The custom UserIdentity that calls the default RoleProvider:
public class UserIdentity : IIdentity, IPrincipal
{
private readonly IPrincipal _original;
public UserIdentity(IPrincipal original){
_original = original;
}
public string UserId
{
get
{
return _original.Identity.Name;
}
}
public string AuthenticationType
{
get
{
return _original.Identity.AuthenticationType;
}
}
public bool IsAuthenticated
{
get
{
return _original.Identity.IsAuthenticated;
}
}
public string Name
{
get
{
return _original.Identity.Name;
}
}
public IIdentity Identity
{
get
{
return this;
}
}
public bool IsInRole(string role){
return Roles.IsUserInRole(role);
}
}
and added this to global.asax.cs:
void Application_PostAuthenticateRequest(object sender, EventArgs e)
{
if(false == HttpContext.Current.User is UserIdentity){
HttpContext.Current.User = new UserIdentity(HttpContext.Current.User);
}
}
What stimms wrote in his comment: "What I'm seeing is that the IPrincipal doesn't seem to have the correct RoleProvider set" got me looking at the implementation of my custom authentication attribute which inherits from Attribute and IAuthenticationFilter.

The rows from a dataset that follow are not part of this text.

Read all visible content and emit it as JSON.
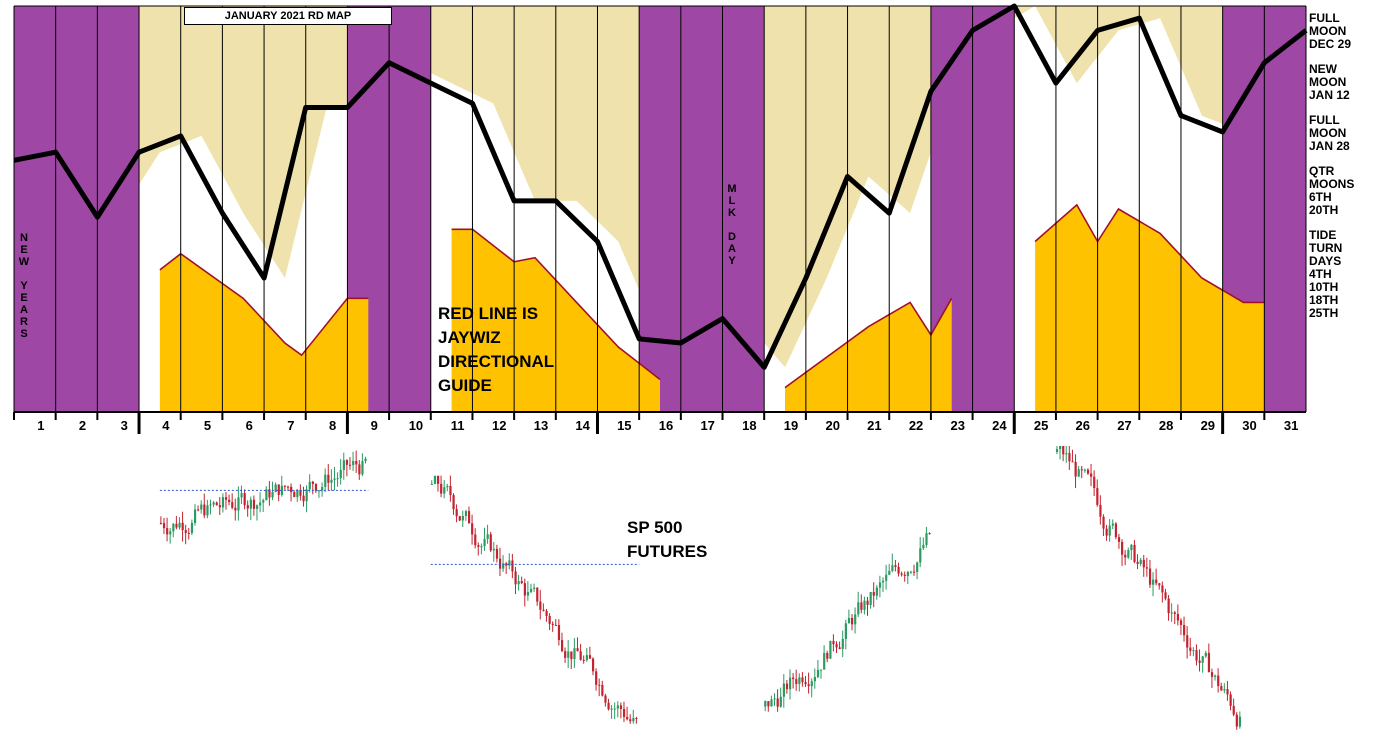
{
  "title": "JANUARY 2021 RD MAP",
  "legend": [
    {
      "lines": [
        "FULL",
        "MOON",
        "DEC 29"
      ]
    },
    {
      "lines": [
        "NEW",
        "MOON",
        "JAN 12"
      ]
    },
    {
      "lines": [
        "FULL",
        "MOON",
        "JAN 28"
      ]
    },
    {
      "lines": [
        "QTR",
        "MOONS",
        "6TH",
        "20TH"
      ]
    },
    {
      "lines": [
        "TIDE",
        "TURN",
        "DAYS",
        "4TH",
        "10TH",
        "18TH",
        "25TH"
      ]
    }
  ],
  "annotations": {
    "red_line": [
      "RED LINE IS",
      "JAYWIZ",
      "DIRECTIONAL",
      "GUIDE"
    ],
    "sp500": [
      "SP 500",
      "FUTURES"
    ],
    "new_years": "NEW YEARS",
    "mlk_day": "MLK DAY"
  },
  "colors": {
    "purple": "#9f47a5",
    "tan": "#efe2ad",
    "gold": "#fec200",
    "red": "#a0122a",
    "up": "#2a9b62",
    "down": "#c2232e",
    "guide": "#3355cc"
  },
  "chart_data": {
    "type": "area",
    "title": "JANUARY 2021 RD MAP",
    "x_labels": [
      1,
      2,
      3,
      4,
      5,
      6,
      7,
      8,
      9,
      10,
      11,
      12,
      13,
      14,
      15,
      16,
      17,
      18,
      19,
      20,
      21,
      22,
      23,
      24,
      25,
      26,
      27,
      28,
      29,
      30,
      31
    ],
    "purple_days": [
      1,
      2,
      3,
      9,
      10,
      16,
      17,
      18,
      23,
      24,
      30,
      31
    ],
    "segments": [
      {
        "from": 4,
        "to": 8
      },
      {
        "from": 11,
        "to": 15
      },
      {
        "from": 19,
        "to": 22
      },
      {
        "from": 25,
        "to": 29
      }
    ],
    "black_line": [
      {
        "x": 0.5,
        "y": 0.62
      },
      {
        "x": 1.5,
        "y": 0.64
      },
      {
        "x": 2.5,
        "y": 0.48
      },
      {
        "x": 3.5,
        "y": 0.64
      },
      {
        "x": 4.5,
        "y": 0.68
      },
      {
        "x": 5.5,
        "y": 0.49
      },
      {
        "x": 6.5,
        "y": 0.33
      },
      {
        "x": 7.5,
        "y": 0.75
      },
      {
        "x": 8.5,
        "y": 0.75
      },
      {
        "x": 9.5,
        "y": 0.86
      },
      {
        "x": 10.5,
        "y": 0.81
      },
      {
        "x": 11.5,
        "y": 0.76
      },
      {
        "x": 12.5,
        "y": 0.52
      },
      {
        "x": 13.5,
        "y": 0.52
      },
      {
        "x": 14.5,
        "y": 0.42
      },
      {
        "x": 15.5,
        "y": 0.18
      },
      {
        "x": 16.5,
        "y": 0.17
      },
      {
        "x": 17.5,
        "y": 0.23
      },
      {
        "x": 18.5,
        "y": 0.11
      },
      {
        "x": 19.5,
        "y": 0.33
      },
      {
        "x": 20.5,
        "y": 0.58
      },
      {
        "x": 21.5,
        "y": 0.49
      },
      {
        "x": 22.5,
        "y": 0.79
      },
      {
        "x": 23.5,
        "y": 0.94
      },
      {
        "x": 24.5,
        "y": 1.0
      },
      {
        "x": 25.5,
        "y": 0.81
      },
      {
        "x": 26.5,
        "y": 0.94
      },
      {
        "x": 27.5,
        "y": 0.97
      },
      {
        "x": 28.5,
        "y": 0.73
      },
      {
        "x": 29.5,
        "y": 0.69
      },
      {
        "x": 30.5,
        "y": 0.86
      },
      {
        "x": 31.5,
        "y": 0.94
      }
    ],
    "red_line": [
      {
        "x": 3.5,
        "y": 0.35
      },
      {
        "x": 4.0,
        "y": 0.39
      },
      {
        "x": 5.5,
        "y": 0.28
      },
      {
        "x": 6.5,
        "y": 0.17
      },
      {
        "x": 6.9,
        "y": 0.14
      },
      {
        "x": 8.0,
        "y": 0.28
      },
      {
        "x": 8.5,
        "y": 0.28
      },
      {
        "x": 10.5,
        "y": 0.45
      },
      {
        "x": 11.0,
        "y": 0.45
      },
      {
        "x": 12.0,
        "y": 0.37
      },
      {
        "x": 12.5,
        "y": 0.38
      },
      {
        "x": 13.5,
        "y": 0.27
      },
      {
        "x": 14.5,
        "y": 0.16
      },
      {
        "x": 15.5,
        "y": 0.08
      },
      {
        "x": 18.5,
        "y": 0.06
      },
      {
        "x": 20.5,
        "y": 0.21
      },
      {
        "x": 21.5,
        "y": 0.27
      },
      {
        "x": 22.0,
        "y": 0.19
      },
      {
        "x": 22.5,
        "y": 0.28
      },
      {
        "x": 24.5,
        "y": 0.42
      },
      {
        "x": 25.5,
        "y": 0.51
      },
      {
        "x": 26.0,
        "y": 0.42
      },
      {
        "x": 26.5,
        "y": 0.5
      },
      {
        "x": 27.5,
        "y": 0.44
      },
      {
        "x": 28.5,
        "y": 0.33
      },
      {
        "x": 29.5,
        "y": 0.27
      },
      {
        "x": 30.0,
        "y": 0.27
      }
    ],
    "sp500_futures": {
      "type": "candlestick",
      "segments": [
        {
          "from_day": 4,
          "to_day": 9,
          "start": 0.74,
          "end": 0.94,
          "low": 0.0,
          "high": 1.0,
          "guide": 0.85
        },
        {
          "from_day": 10.5,
          "to_day": 15.5,
          "start": 0.87,
          "end": 0.02,
          "low": 0.0,
          "high": 0.9,
          "guide": 0.6
        },
        {
          "from_day": 18.5,
          "to_day": 22.5,
          "start": 0.12,
          "end": 0.72,
          "low": 0.02,
          "high": 0.93
        },
        {
          "from_day": 25.5,
          "to_day": 30.0,
          "start": 0.98,
          "end": 0.04,
          "low": 0.0,
          "high": 1.0
        }
      ]
    }
  }
}
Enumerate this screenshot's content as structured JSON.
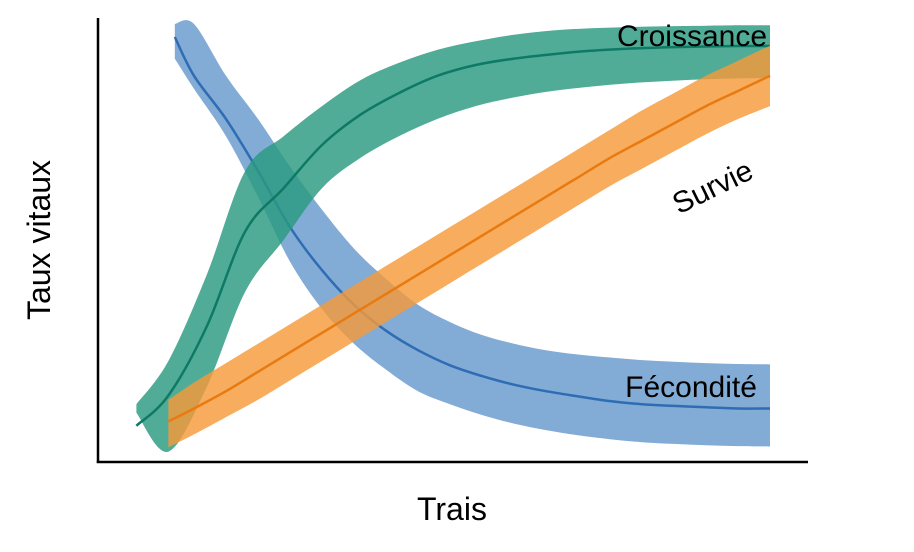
{
  "chart_data": {
    "type": "area",
    "title": "",
    "xlabel": "Trais",
    "ylabel": "Taux vitaux",
    "xlim": [
      0,
      100
    ],
    "ylim": [
      0,
      100
    ],
    "grid": false,
    "legend": "none",
    "series": [
      {
        "name": "Fécondité",
        "fill_color": "#6699CC",
        "line_color": "#2E6DB4",
        "x": [
          7,
          10,
          15,
          20,
          25,
          30,
          35,
          40,
          45,
          50,
          55,
          60,
          65,
          70,
          75,
          80,
          85,
          90,
          95,
          100
        ],
        "mid": [
          97,
          88,
          78,
          66,
          53,
          43,
          35,
          29,
          24.5,
          21,
          18.5,
          16.5,
          15,
          13.8,
          12.7,
          12,
          11.6,
          11.3,
          11,
          11
        ],
        "lower": [
          92,
          85,
          74,
          60,
          45,
          34,
          26,
          20,
          15,
          12,
          9.5,
          7.5,
          6,
          4.8,
          3.9,
          3.2,
          2.8,
          2.5,
          2.3,
          2.2
        ],
        "upper": [
          100,
          100,
          88,
          78,
          67,
          57,
          48,
          41,
          35,
          31,
          28,
          26,
          24.5,
          23.5,
          22.8,
          22.2,
          21.8,
          21.5,
          21.3,
          21.2
        ]
      },
      {
        "name": "Croissance",
        "fill_color": "#2A9A80",
        "line_color": "#0E7A65",
        "x": [
          1,
          6,
          12,
          18,
          24,
          30,
          36,
          42,
          48,
          54,
          60,
          66,
          72,
          78,
          84,
          90,
          95,
          100
        ],
        "mid": [
          7,
          14,
          30,
          52,
          62,
          72,
          79,
          84,
          88,
          90.5,
          92,
          93,
          93.8,
          94.3,
          94.6,
          94.8,
          94.9,
          94.9
        ],
        "lower": [
          10,
          1,
          16,
          38,
          50,
          62,
          69,
          74,
          78,
          81,
          83,
          84.5,
          85.5,
          86.3,
          86.8,
          87.2,
          87.4,
          87.5
        ],
        "upper": [
          12,
          22,
          42,
          66,
          74,
          81,
          87,
          91,
          94,
          96,
          97.5,
          98.5,
          99,
          99.3,
          99.5,
          99.6,
          99.7,
          99.7
        ]
      },
      {
        "name": "Survie",
        "fill_color": "#F59A3A",
        "line_color": "#E97A10",
        "x": [
          6,
          10,
          15,
          20,
          25,
          30,
          35,
          40,
          45,
          50,
          55,
          60,
          65,
          70,
          75,
          80,
          85,
          90,
          95,
          100
        ],
        "mid": [
          8,
          11,
          15,
          19.5,
          24,
          28.5,
          33,
          37.5,
          42,
          46.5,
          51,
          55.5,
          60,
          64.5,
          69,
          73,
          77,
          81,
          84.5,
          88
        ],
        "lower": [
          2,
          5,
          9,
          13,
          17.5,
          22,
          26.5,
          31,
          35.5,
          40,
          44.5,
          49,
          53.5,
          58,
          62.5,
          66.5,
          70.5,
          74.5,
          78,
          81
        ],
        "upper": [
          13,
          17,
          21.5,
          26,
          30.5,
          35,
          39.5,
          44,
          48.5,
          53,
          57.5,
          62,
          66.5,
          71,
          75.5,
          80,
          84,
          88,
          91.5,
          95
        ]
      }
    ]
  }
}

using System.Web.Security;
....
protected override async Task<IPrincipal> AuthenticateAsync(string userName, string password, CancellationToken cancellationToken)
{
if (string.IsNullOrWhiteSpace(userName) || string.IsNullOrWhiteSpace(password))
{
// No user with userName/password exists.
return null;
}
var membershipProvider = Membership.Providers["CustomMembershipProvider"];
if (membershipProvider != null && membershipProvider.ValidateUser(userName, password))
{
ClaimsIdentity identity = new GenericIdentity(userName, "Basic");
return new RolePrincipal("CustomRoleProvider", identity);
}
return null;
}
The key is in returning RolePrincipal, which points to your custom role provider.
Initially I returned new ClaimsPrincipal(identity), which gave me the problem described in the OP.